Lois: And they can be delicious, you just have to know how to make them. Lentils you can make in almost no time. Quinoa
that’s another one of my favorites, which is not very well known around here anyway. I just love it, and it’s so easy to do so
many things with just those two things.
Caryn: I do love quinoa and I love how easy it is and I love how nutritious it is. My only concern is, we don’t really know how to grow it in this country.
Lois: That is a problem, you’re right. There’s an area-I read- somewhere out in the Midwest that they grew it.

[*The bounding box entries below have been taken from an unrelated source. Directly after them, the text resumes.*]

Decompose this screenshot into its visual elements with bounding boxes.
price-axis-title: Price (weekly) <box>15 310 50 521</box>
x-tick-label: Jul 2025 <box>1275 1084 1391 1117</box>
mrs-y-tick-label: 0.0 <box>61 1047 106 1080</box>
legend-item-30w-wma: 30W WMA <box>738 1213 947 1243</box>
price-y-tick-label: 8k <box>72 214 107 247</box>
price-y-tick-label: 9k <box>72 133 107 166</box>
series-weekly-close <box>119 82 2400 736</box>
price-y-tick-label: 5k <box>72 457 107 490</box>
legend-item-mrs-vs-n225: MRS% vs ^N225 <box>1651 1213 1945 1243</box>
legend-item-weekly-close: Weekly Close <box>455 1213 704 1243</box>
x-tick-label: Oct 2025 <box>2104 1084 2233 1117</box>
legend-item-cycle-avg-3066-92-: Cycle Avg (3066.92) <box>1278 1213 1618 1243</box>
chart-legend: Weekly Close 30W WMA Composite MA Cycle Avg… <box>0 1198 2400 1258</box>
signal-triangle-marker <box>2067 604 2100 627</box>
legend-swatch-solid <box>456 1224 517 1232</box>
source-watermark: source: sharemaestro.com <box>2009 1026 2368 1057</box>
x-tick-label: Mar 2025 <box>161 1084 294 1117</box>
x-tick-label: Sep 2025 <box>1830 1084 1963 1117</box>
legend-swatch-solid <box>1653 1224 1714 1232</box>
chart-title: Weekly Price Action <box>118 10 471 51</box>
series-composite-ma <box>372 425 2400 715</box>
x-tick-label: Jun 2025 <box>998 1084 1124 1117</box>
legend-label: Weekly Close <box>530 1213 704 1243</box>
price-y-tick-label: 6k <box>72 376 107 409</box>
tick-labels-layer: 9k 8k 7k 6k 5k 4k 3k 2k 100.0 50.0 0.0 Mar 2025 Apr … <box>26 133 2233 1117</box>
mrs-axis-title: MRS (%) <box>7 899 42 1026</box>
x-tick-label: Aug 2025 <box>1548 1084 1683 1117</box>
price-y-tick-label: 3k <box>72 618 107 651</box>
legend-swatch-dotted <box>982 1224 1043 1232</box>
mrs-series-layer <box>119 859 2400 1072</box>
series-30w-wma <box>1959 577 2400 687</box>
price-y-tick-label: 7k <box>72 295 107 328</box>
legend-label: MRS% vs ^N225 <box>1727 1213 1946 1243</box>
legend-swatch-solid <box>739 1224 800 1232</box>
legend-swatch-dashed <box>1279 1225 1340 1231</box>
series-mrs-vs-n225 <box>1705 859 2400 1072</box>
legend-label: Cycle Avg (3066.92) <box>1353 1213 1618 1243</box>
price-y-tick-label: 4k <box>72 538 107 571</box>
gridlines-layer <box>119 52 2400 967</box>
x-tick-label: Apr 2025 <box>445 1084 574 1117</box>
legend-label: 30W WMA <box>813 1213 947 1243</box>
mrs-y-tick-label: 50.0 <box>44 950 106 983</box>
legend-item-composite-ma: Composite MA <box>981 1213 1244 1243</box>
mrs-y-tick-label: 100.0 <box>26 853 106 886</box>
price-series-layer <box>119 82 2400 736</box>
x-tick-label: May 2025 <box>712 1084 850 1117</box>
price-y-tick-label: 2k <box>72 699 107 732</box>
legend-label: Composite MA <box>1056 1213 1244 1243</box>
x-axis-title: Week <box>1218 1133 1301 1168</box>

Caryn: They are trying to in Colorado.
Lois: Yes that must have been where it was. And I remember thinking, that is a downside.
Caryn: Yea can we grow enough quinoa for the world? I think if we spend time with that problem, instead of genetically modified food, or how to factory farm more efficiently, I think we could figure out how to grow more quinoa sustainably.
Lois: I know we could. And I think that would be a much better use of the brain power in this country.
Caryn: Anyhow I want to encourage people to check out Sinfully Vegan, there’s just too many yummy recipes in here. And I want to thank you for speaking with me today on It’s All About Food. Thank you.
Lois:Ok. Thank you for having me.
Caryn: Ok we have just a couple minutes left, and I wanted to talk about a couple of things. Number one I want to
invite you to visit my website www.responsibleeatingandliving.com it’s a brand new non-profit that I launched a little over a month ago, and I’ve got a couple of blog entries that I invite you to read. Most recently I posted a letter I sent to Hilton Hotels. I was at one of their Hampton Inn suites recently and talk about their complementary breakfast. Because although it’s great when people offer all kinds of free food and it’s certainly nice when you’re at a hotel, when you get up
in the morning and have a free buffet. What’s not so nice is when the food is not healthy food. When it’s all refined sugary
products, and you can’t find non-dairy milks, no soy milks, there’s non-dairy creamers which are filled with hydrogenated oils. Everything
has high fructose corn syrup in it. The peanut butter isn’t just peanuts, it’s high fructose corn syrup, and other unnatural ingredients. This is when a free breakfast really isn’t free. There’s too many prices involved, devastation to the environment, cruelty to the animals, and this food is not healthy to eat. And so I’m hoping that Hilton takes notice to my letter, and I invite you to read it, and please do the same. Write the businesses that you frequent, if they are not doing things the way you think they should be.
Ok well thank you very much. I think this has been a really interesting show with Mia Mcdonald of A Brighter Green, and Lois Dieterly with Sinfully Vegan. I’m Caryn Hartglass, you’ve been listening to It’s All About Food, have a delicious week.